5. The value gap: The design ecosystem does not comply with user expectations. 

6. The gap of overpromising: Promising something that the product cannot provide leads to higher disappointment in user expectations. 

7. The emotional gap: If brand communication is purely informational, focused on functional features, an emotional connection with users cannot be formed. 

Bridging The Experience Gaps

Each client unconsciously evaluates the service they receive according to their expectations. The emotions caused by the quality of UX form the brand’s reputation. Digital channels have become the main marketing and PR of the brand. A negative experience with a mobile application can sabotage all brand promotion efforts. That’s why it’s so important to bridge these seven experience gaps that might arise when creating digital products.

1. Bridging the culture gap: The transformation begins with top management adopting a customer-centered experience mindset and spreading this influence throughout the values of the company. 

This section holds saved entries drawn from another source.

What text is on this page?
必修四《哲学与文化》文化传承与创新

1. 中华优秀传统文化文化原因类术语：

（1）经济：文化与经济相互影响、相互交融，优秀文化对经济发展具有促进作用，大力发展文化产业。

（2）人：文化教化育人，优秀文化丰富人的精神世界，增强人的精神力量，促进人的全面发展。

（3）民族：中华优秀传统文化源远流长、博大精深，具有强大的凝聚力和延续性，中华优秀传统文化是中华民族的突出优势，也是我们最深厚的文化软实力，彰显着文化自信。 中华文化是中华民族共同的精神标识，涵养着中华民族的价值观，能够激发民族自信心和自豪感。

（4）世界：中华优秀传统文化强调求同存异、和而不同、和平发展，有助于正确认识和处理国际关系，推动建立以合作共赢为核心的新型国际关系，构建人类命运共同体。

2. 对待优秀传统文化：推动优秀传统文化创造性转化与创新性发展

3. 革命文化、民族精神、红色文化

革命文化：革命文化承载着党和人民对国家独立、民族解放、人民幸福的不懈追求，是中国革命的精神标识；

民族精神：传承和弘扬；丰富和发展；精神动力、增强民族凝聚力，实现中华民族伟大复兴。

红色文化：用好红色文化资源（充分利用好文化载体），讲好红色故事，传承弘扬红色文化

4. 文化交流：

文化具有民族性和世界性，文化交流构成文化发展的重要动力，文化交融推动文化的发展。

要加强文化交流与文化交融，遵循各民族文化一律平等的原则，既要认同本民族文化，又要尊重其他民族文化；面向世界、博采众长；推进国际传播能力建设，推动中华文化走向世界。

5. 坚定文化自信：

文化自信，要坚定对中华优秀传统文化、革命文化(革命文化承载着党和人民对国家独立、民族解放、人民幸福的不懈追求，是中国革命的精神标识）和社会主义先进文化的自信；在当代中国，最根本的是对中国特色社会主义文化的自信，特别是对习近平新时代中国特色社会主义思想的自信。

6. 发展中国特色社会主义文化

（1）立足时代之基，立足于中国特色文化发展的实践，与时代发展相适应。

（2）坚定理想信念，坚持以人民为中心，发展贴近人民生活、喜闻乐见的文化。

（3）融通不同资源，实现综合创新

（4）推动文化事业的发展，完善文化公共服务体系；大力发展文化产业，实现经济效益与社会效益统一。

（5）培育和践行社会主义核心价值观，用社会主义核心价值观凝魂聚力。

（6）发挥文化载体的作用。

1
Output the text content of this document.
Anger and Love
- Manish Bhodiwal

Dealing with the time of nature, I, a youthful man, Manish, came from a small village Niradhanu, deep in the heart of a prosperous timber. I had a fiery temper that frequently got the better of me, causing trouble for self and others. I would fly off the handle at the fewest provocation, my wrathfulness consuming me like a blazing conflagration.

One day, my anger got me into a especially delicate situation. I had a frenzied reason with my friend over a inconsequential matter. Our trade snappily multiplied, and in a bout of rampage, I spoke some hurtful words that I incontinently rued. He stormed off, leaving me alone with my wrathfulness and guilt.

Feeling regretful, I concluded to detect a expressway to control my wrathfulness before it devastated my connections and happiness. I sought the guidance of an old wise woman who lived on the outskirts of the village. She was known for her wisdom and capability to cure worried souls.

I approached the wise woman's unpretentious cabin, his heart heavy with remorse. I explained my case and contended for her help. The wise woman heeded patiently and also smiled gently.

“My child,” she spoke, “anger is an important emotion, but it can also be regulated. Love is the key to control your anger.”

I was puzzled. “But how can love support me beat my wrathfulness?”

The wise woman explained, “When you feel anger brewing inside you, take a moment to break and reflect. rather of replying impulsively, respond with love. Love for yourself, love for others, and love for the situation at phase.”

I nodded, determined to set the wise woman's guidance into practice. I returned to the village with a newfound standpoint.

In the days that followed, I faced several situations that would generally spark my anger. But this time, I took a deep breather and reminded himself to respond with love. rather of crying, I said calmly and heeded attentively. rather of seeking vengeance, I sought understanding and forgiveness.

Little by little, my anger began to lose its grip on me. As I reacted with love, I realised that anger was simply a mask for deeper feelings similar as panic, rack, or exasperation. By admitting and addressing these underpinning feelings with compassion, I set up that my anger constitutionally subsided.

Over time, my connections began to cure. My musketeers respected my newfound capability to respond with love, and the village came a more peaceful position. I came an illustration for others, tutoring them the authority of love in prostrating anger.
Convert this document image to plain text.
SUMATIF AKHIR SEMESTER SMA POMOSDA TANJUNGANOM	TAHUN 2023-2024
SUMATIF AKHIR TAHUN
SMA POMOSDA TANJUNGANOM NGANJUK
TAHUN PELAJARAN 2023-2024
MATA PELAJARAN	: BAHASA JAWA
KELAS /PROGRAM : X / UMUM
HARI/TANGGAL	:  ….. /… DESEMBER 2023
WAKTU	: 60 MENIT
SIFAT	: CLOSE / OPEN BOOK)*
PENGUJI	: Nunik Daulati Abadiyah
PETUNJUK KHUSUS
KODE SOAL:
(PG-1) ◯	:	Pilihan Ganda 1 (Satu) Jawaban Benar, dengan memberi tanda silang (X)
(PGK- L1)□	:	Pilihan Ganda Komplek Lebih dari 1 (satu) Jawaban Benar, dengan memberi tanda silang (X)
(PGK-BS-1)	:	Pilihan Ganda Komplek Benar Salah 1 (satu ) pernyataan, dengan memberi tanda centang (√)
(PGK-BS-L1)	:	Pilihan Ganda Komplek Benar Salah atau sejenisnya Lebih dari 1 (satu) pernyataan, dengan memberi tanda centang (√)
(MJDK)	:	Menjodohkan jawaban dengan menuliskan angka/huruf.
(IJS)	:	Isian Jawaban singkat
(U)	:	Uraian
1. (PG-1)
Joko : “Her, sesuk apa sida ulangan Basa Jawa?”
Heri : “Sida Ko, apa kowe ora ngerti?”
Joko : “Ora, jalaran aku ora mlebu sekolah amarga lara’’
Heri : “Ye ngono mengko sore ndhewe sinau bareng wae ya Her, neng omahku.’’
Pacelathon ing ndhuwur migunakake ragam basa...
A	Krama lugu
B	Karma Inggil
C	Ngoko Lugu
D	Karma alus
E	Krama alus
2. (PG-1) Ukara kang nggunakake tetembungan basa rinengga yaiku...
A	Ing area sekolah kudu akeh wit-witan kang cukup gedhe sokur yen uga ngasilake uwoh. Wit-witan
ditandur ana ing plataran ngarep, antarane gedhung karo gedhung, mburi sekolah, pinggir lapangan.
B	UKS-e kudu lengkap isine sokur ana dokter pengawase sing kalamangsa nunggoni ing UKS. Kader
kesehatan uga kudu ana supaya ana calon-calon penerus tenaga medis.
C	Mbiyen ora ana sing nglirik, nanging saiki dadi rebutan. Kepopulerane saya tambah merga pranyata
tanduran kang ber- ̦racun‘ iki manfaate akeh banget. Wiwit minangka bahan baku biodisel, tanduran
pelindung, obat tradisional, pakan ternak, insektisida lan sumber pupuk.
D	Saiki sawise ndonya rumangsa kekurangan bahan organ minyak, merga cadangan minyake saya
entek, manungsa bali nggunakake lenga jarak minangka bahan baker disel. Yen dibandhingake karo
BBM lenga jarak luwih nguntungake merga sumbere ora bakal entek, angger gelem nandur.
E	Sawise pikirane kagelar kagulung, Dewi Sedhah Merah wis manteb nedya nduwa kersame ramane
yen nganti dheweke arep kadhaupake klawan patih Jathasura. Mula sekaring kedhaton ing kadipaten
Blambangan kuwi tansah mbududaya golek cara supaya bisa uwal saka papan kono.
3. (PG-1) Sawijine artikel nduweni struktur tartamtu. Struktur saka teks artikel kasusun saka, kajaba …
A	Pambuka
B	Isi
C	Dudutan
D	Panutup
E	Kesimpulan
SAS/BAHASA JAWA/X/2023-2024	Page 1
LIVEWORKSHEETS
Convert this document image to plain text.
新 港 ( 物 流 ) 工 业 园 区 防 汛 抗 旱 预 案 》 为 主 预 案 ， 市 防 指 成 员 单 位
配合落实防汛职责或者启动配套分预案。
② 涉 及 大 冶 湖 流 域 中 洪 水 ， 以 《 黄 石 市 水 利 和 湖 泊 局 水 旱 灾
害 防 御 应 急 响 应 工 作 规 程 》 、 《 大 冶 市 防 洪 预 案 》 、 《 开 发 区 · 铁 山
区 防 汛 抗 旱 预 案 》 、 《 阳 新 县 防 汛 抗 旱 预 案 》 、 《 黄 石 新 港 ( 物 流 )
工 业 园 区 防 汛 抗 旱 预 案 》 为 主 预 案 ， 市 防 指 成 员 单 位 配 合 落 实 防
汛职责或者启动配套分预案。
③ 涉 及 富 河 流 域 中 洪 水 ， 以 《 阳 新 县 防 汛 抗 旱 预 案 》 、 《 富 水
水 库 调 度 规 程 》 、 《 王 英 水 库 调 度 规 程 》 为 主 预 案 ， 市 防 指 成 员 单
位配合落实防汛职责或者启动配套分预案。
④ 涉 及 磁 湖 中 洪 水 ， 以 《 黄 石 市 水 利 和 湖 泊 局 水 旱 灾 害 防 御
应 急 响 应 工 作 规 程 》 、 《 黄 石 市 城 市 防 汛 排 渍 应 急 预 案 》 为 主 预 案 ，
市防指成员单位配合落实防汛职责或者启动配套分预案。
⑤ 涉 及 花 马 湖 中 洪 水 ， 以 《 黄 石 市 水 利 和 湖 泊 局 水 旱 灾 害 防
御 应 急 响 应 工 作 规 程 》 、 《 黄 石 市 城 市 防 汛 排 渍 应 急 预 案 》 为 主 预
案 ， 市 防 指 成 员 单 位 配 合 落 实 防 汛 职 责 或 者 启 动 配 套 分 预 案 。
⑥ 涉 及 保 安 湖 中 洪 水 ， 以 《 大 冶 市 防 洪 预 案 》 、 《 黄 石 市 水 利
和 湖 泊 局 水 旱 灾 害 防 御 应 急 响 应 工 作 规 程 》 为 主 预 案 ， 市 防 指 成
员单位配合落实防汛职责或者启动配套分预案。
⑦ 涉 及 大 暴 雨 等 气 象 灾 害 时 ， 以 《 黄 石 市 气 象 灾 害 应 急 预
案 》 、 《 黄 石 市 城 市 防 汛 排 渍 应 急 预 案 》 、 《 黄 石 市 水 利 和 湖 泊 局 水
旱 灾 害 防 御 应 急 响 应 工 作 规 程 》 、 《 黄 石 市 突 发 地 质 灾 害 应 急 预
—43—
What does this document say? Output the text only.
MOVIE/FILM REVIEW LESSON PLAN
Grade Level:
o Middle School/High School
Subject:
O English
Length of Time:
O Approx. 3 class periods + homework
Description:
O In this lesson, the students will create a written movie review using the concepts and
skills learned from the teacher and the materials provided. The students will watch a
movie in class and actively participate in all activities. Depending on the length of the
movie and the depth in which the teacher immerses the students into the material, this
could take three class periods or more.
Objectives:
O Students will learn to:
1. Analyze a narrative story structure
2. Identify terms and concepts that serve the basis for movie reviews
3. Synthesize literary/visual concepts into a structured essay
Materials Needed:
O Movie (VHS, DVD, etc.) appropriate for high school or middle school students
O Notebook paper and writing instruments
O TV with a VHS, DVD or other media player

2. Bridging the feedback gap: In the banking example, the first step to bridging the gap is to dive deep into the most common complaints shared on social media and customer support calls. If a company is open to hearing critiques, it can use this data to bridge the gap and improve agility.

3. Bridging the design gap: A Design Pyramid framework bridges the execution gap by determining the five levels at which design integration will significantly increase a company’s efficiency: the process, the team, the actions, the results and the value.

4. Bridging the execution gap: Financial UX design methodology provides a step-by-step system for designing digital financial products that bridge the design gap and improve customer satisfaction. 

5. Bridging the value gap: Creation of true value and customer benefit can be implemented through the five levels of the value pyramid: functionality, usability, aesthetics, status and mission.

6. Bridging the gap of overpromising: Digital-age customers demand transparency, care, honesty and open communication. We must make promises that can be fulfilled and even exceeded.

7. Bridging the emotional gap: Empathy toward customers is critical. Building an emotional connection between the brand and its clients will ensure long-term loyalty and demand.

This connection is built through all of the aforementioned stages: a customer-centered mindset; making improvements based on feedback; using the right tools and methodology to create product design and the ecosystem; creating true value and benefit; and being honest and overdelivering on promises.